Per farsi capire meglio dal bebè niente paroline

Redazione A cura di “La Redazione” Pubblicato il 18/03/2015 Aggiornato il 18/03/2015

Per farsi capire dal bebè, niente vezzeggiativi. Sono maggiori i benefici di una comunicazione corretta, da adulto

Per farsi capire meglio dal bebè niente paroline

Per farsi capire dal bebè di solito gli adulti (genitori, nonni, zii, amici…) usano un linguaggio particolare, fatto di versetti, vezzeggiativi e moine. Inoltre, quasi sempre, nel tentativo di farsi capire dal bebè, l’adulto modifica persino il tono di voce, virando verso tonalità più acute e innaturali. Recenti studi dimostrano che non è questo l’atteggiamento corretto per sviluppare una buona comunicazione con il bambino.

Tra i 18 e i 24 mesi

Alla base delle nuove “indicazioni” su come farsi capire dal bebè, troviamo uno studio effettuato tra Parigi e Tokyo e pubblicato sulla rivista Psychological Science. Secondo questa ricerca, infatti, il modo in cui i genitori si rivolgono al bambino pare decisamente poco chiaro e tendente al confuso. Per questo studio, che si è tenuto presso l’Istituto Riken giapponese e il Centre National de la Recherche Scientifique di Parigi, è stato coinvolto un campione di mamme con bimbi di età compresa tra i 18 e i 24 mesi. Di queste madri è stato analizzato il linguaggio (parole e tono) usato sia nei confronti del bebè sia nel dialogo e nell’interazione con adulti.

Problemi di comprensione

Ciò che è stato analizzato nello specifico è la variabile della chiarezza (quanto sia comprensibile ciò che viene comunicato), sia nel dialogo con il proprio bambino sia nel riferirsi a interlocutori adulti. Da questo confronto è emerso che, quando le mamme parlano con il bebè, usano sillabe “alterate” e scorrette, comportamenti che non assumono certamente con l’interlocutore adulto. Un esempio è il contrasto sonoro tra sillabe somiglianti, come ba o pa.

Senza cantilene o adattamenti

La differenza tra il linguaggio rivolto al bambino e quello, invece, riferito all’adulto si è mostrata anche come presenza (o meno) di una cadenza “cantilenante” se la mamma ha a che fare con il bebè. La stessa frase, infatti, risulta molto meno comprensibile quando viene detta al bambino, proprio perché si adottano alcuni accorgimenti speciali come un tono diverso o parole più “dolci”, vezzeggiativi come scarpine, pancino, testolina…

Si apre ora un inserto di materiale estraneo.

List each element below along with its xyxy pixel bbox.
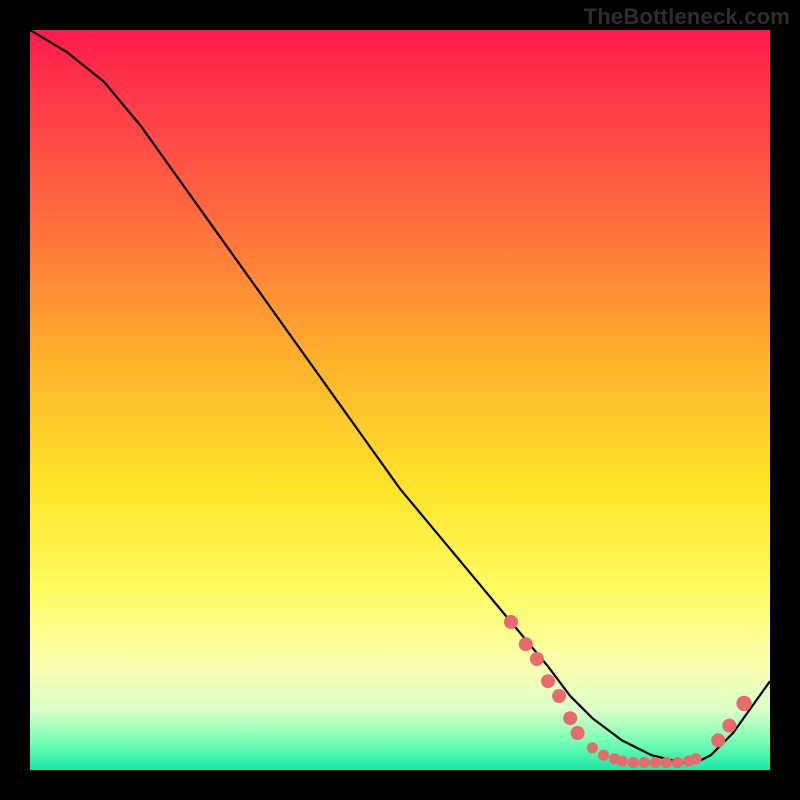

Parlare al bambino come ai grandi

Gli esperti, forti dei risultati di questo studio, consigliano quindi alle mamme di parlare ai bambini usando gli stessi toni o parole con cui si rivolgerebbero a un adulto. “Frenare” una mamma o una nonna su questo tipo di atteggiamento probabilmente è quasi un’impresa impossibile però, pensando “a lungo termine”, usare un linguaggio più chiaro potrebbe portare numerosi benefici al bambino e al suo corretto sviluppo linguistico.

 

 

 

In breve

RISULTATI OPINABILI

Come parlare al bambino? Gli psicologi dicono: niente vezzeggiativi, cantilene o strani adattamenti per farsi capire dal piccolo. Ma siamo poi così sicuri che termini come pancino o pappa, siano tanto deleteri sulla comprensione tra mamma e bebè?